Max Ernst August Bodenstein (July 15, 1871 – September 3, 1942) was a German physical chemist known for his work in chemical kinetics.
In 1888, Max Bodenstein enrolled at the University of Heidelberg at the age of 17 to study chemistry with Carl Remigius Fresenius.
On 25 October 1893, he received his PhD thesis: "Über die Zersetzung des Jodwasserstoffes in der Hitze" (On the degradation of hydrogen iodide in hot temperature), with Victor Meyer as his supervisor at the University of Heidelberg.

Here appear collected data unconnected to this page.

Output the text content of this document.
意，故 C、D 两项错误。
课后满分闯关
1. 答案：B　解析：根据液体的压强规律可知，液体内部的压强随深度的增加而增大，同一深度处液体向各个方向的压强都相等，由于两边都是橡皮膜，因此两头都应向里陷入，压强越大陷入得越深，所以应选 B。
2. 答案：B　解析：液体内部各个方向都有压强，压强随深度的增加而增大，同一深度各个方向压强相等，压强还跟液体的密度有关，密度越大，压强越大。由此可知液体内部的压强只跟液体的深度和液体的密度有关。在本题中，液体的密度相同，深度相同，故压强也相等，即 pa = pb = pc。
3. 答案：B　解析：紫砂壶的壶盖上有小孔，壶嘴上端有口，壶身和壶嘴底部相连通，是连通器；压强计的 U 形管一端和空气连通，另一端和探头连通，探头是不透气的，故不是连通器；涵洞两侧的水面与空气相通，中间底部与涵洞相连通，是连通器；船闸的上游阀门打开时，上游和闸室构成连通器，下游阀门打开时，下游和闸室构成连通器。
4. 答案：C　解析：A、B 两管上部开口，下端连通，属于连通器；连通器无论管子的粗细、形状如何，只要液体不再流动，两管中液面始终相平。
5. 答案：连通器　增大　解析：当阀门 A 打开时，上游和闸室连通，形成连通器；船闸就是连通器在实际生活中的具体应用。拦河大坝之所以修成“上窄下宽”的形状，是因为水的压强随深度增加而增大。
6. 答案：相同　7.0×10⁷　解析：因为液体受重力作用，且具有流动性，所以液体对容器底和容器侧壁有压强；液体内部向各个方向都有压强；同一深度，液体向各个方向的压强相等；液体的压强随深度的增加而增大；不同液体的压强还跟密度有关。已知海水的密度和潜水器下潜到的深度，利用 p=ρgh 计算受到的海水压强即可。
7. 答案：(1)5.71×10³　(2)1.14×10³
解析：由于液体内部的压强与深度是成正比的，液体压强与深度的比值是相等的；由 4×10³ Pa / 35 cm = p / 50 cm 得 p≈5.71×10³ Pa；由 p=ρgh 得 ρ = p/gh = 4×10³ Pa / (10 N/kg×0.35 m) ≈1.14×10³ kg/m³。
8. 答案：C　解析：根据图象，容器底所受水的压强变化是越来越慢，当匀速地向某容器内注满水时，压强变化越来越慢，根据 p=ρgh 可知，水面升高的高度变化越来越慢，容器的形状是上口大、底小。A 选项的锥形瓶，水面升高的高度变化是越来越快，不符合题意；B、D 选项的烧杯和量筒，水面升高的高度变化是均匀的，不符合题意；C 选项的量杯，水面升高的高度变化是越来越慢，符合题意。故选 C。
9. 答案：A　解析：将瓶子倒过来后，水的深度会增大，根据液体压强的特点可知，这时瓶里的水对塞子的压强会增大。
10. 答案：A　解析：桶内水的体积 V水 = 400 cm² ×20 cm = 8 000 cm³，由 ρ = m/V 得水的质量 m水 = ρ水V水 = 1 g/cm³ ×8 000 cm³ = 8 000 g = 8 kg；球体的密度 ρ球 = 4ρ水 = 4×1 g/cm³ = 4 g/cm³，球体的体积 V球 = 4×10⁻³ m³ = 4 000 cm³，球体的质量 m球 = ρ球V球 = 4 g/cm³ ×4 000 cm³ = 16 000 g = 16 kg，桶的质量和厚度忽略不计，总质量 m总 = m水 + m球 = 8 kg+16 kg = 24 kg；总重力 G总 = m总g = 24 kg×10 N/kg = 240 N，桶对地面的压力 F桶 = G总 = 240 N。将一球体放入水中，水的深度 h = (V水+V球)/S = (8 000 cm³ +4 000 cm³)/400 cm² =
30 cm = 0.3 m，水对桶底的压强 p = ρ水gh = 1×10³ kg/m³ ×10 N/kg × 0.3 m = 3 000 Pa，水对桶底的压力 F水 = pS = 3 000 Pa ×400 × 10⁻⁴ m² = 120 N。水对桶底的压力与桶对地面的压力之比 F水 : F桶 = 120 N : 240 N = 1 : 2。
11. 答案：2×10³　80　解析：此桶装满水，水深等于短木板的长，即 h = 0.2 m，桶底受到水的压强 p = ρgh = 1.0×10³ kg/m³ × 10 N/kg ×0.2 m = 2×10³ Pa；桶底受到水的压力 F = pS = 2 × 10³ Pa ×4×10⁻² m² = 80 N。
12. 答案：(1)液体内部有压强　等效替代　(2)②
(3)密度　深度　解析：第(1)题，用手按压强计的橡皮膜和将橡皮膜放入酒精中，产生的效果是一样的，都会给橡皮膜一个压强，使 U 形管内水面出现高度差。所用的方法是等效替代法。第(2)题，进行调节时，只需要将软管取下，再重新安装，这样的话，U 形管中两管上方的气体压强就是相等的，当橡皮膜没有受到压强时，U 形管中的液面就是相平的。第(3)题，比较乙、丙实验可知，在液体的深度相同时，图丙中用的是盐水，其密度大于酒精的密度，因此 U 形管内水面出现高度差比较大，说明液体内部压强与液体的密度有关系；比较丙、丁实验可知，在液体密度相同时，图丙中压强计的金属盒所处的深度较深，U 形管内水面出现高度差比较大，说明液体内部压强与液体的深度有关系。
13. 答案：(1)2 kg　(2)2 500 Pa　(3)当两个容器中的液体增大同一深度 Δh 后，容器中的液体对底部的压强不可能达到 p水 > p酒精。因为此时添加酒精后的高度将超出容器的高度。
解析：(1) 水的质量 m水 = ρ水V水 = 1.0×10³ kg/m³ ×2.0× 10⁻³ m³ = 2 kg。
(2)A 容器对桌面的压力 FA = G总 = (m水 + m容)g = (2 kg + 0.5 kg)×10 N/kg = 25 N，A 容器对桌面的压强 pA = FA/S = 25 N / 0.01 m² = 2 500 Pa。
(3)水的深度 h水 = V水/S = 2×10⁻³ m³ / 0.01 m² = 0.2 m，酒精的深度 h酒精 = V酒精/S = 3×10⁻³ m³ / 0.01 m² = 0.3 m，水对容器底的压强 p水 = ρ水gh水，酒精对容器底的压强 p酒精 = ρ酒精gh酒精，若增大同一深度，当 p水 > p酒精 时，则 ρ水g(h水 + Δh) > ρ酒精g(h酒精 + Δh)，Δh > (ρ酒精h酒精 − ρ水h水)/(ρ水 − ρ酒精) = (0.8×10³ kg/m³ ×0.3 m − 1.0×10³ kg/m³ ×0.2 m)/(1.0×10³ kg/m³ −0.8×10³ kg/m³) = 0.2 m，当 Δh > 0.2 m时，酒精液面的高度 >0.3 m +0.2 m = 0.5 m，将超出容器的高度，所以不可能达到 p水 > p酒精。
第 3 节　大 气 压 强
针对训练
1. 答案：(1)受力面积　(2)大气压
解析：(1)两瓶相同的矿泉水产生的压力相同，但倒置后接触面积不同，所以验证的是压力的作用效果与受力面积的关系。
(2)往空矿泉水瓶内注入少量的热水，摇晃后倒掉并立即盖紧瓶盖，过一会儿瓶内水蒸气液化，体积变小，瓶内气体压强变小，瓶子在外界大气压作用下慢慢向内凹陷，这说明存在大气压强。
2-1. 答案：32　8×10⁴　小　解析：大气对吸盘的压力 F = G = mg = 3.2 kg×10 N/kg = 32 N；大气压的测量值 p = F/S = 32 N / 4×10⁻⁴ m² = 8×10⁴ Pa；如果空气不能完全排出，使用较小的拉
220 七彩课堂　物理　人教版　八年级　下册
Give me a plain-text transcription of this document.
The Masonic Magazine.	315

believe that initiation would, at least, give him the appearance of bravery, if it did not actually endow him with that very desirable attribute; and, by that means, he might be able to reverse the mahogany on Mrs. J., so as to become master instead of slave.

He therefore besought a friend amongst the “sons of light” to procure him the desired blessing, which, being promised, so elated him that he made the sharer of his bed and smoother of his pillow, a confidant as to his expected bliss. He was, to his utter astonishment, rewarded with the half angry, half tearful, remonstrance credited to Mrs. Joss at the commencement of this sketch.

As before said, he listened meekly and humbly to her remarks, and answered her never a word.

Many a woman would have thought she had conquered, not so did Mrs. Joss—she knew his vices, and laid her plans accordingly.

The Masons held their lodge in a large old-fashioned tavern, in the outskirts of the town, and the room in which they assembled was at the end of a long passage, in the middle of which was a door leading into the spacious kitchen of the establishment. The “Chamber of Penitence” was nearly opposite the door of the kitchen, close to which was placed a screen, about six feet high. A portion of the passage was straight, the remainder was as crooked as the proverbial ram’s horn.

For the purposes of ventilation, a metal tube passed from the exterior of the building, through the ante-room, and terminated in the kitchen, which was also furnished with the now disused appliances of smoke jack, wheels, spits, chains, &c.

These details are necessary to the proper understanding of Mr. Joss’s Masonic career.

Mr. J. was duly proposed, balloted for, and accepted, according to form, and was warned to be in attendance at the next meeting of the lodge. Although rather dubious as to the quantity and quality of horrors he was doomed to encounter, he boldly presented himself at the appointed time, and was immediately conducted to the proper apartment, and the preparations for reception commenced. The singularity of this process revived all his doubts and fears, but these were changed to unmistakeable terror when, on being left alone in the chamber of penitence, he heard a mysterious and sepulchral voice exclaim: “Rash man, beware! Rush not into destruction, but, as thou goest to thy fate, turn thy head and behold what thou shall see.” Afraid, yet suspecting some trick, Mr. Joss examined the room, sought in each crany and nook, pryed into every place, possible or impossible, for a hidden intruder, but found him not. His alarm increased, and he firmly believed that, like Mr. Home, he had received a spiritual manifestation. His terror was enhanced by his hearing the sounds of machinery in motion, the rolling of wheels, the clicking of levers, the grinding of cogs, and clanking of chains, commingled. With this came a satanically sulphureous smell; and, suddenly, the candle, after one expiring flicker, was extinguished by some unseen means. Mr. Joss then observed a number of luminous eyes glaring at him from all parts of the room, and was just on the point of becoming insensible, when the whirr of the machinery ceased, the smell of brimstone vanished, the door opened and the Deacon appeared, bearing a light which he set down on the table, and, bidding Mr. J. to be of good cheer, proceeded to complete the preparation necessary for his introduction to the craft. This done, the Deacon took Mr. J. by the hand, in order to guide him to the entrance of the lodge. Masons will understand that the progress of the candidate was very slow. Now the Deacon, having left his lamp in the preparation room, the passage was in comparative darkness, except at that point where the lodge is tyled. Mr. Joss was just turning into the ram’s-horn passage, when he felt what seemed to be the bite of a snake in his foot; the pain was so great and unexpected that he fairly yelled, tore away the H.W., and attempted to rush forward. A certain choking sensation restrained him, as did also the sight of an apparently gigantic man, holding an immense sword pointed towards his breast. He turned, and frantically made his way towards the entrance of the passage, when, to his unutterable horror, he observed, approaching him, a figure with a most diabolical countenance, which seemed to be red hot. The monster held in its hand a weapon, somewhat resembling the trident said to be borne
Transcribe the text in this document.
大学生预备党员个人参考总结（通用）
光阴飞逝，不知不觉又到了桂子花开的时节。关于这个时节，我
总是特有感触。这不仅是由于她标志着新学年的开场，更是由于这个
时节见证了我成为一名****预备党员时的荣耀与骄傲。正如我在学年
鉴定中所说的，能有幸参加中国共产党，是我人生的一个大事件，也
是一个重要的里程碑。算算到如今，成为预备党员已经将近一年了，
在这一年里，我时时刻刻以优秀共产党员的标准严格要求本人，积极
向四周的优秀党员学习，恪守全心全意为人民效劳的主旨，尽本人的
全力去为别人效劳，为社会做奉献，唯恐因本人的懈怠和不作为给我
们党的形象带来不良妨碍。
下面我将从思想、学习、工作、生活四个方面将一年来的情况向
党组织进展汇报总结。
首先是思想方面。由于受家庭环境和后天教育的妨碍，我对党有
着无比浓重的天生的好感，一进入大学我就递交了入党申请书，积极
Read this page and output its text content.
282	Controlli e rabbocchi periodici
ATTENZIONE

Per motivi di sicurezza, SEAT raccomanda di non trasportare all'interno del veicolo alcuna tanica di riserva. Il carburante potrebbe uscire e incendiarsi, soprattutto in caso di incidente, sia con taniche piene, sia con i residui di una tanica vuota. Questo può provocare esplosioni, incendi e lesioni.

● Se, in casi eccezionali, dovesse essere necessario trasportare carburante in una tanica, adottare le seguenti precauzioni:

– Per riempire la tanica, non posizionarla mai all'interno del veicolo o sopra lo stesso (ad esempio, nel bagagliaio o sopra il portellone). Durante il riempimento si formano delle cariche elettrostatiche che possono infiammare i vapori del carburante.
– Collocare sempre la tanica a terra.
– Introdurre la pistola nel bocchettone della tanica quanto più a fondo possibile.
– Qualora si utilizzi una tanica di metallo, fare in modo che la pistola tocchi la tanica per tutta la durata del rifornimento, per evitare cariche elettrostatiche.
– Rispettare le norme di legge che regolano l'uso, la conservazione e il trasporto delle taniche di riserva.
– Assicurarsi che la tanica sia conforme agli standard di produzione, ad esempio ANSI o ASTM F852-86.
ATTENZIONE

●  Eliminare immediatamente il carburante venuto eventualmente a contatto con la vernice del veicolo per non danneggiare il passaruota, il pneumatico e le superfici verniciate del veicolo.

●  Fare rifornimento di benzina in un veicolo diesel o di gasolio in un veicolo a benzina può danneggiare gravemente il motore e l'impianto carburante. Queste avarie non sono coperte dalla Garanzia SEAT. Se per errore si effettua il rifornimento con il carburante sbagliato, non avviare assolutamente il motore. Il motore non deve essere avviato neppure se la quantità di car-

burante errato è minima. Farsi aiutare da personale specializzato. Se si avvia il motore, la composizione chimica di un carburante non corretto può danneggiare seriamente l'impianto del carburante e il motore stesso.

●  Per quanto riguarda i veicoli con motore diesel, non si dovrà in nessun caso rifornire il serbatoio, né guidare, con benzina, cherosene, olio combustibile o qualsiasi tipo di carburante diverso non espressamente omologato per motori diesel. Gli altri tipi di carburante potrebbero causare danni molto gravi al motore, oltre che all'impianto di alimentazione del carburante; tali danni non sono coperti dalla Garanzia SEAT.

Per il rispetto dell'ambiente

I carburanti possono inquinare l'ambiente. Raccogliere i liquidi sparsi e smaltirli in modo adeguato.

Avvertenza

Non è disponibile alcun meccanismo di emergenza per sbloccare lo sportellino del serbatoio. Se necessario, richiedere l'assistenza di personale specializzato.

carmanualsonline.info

Bodenstein studied organic chemistry and catalysis in flowing systems and discovered diffusion controlled catalytic reactions and photochemical reactions with Karl Liebermann at the Technische Hochschule in Charlottenburg (now Technische Universität Berlin), and physical chemistry with Walther Nernst at the University of Göttingen.
In 1923, he returned to Berlin where he accepted to be ordinary professor of physical chemistry and director of the physicochemical institute after the retirement of Walther Nernst.
Future inventor of the gas chromatograph, Erika Cremer worked with Bodenstein at this time and wrote her dissertation on the hydrogen-chlorine chain reaction in 1927.
Victor Henri wrote in 1902: "M. Bodenstein to whom I owe much valuable advice",[6] in particular on the kinetic description of the invertase enzyme.
On 21 November 1936, he was awarded the "August Wilhelm von Hofmann votive medal" from the "German Chemical Society" (Deutsche chemische Gesellschaft).
On 13 September 1983, a tablet commemorating Max Bodenstein and Walther Nernst was unveiled at the Physicochemical Institute of the University of Berlin, Bunsenstraße 1, Berlin-Mitte.